Air Dry vs. Kiln Dry
Issue: Issue 4.01
Posted Date: 1/13/2003
Michael Dresdner & Simon Watts
Q. I have a truckload of red oak planks that were sawed from a tree in my yard. I piled them, spaced with stickers, and let them air dry for 3 years. Then I had them planed, and moved them into my garage to dry for another year. A local furniture maker told me that they're only good for firewood, since they weren't kiln dried. He claims that they will all inevitably crack and warp because air drying does not change the molecular structure of the wood as kiln dried does. I would love to get some other opinions on this.
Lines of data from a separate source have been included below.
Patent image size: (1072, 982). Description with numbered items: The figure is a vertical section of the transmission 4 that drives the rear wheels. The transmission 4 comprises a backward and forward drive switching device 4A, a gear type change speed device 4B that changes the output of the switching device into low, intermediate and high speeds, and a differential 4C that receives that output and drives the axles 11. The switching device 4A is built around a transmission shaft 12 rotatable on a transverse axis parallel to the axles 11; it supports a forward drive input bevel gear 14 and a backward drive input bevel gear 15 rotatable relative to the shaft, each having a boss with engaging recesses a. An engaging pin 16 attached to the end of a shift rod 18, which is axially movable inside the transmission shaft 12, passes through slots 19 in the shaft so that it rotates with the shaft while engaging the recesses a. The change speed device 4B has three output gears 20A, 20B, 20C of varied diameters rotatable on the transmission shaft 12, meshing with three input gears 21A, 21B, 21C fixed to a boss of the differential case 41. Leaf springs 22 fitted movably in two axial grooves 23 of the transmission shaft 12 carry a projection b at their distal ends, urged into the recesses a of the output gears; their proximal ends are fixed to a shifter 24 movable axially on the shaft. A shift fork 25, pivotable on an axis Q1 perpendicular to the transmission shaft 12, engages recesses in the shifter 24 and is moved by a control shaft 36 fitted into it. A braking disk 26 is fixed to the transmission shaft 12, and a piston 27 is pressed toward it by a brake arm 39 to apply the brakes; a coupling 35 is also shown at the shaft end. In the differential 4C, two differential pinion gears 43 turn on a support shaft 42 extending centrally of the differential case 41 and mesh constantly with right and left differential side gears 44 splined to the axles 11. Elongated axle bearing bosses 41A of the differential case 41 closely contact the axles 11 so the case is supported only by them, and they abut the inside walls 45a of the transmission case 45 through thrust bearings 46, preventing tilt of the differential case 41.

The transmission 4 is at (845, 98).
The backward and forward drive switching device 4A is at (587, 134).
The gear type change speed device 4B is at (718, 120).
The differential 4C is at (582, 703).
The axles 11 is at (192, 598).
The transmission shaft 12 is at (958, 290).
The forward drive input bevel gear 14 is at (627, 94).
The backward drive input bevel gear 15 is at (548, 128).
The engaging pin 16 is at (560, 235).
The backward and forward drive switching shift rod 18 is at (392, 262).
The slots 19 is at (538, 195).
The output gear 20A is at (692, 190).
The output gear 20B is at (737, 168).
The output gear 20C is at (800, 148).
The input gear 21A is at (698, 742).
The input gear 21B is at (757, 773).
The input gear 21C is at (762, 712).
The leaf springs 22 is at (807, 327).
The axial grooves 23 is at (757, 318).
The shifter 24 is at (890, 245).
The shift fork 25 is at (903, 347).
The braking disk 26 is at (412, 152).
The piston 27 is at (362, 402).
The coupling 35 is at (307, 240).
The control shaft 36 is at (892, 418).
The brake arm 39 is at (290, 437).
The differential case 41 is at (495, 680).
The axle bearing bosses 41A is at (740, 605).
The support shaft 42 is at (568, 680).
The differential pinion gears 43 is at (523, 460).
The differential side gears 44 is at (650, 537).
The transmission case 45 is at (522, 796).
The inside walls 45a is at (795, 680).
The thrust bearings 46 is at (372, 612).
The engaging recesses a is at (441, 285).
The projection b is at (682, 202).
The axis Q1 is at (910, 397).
"Good grief, what hogwash! I have heard the exact same argument in reverse -- that only air-dried wood was worth using. (Guitar makers used to be particularly big on using only air-dried wood, in spite of the fact that the vast majority of guitars are made with kiln-dried wood.) Both statements are silly. If wood is dried correctly, no matter what the method used, it is dried correctly. As a matter of fact, I know of at least two wood processors here in my area that quick-cure cut wood in a vacuum chamber instead of a kiln, and their results are absolutely stellar. Of course, there are many ways to screw up wood both in a kiln and out of it. For what it is worth, wood that is going to crack and warp usually does so during the drying process, so if your wood came out clean, flat, and whole, I'd guess there's some great furniture in its future."
Simon Watts: "Your wood has now reached equilibrium with the conditions of humidity prevailing where you live. That is probably somewhere between 10% and 16%, but it might be a good idea to check it. I much prefer working with air-dry wood, especially oak. Unless kiln-drying is done very carefully, it can cause the cell walls to collapse, degrade the timber, and produce lens-shaped cavities within the plank. You've done the right thing, so go ahead and make what you have in mind while enjoying the virtues of patience."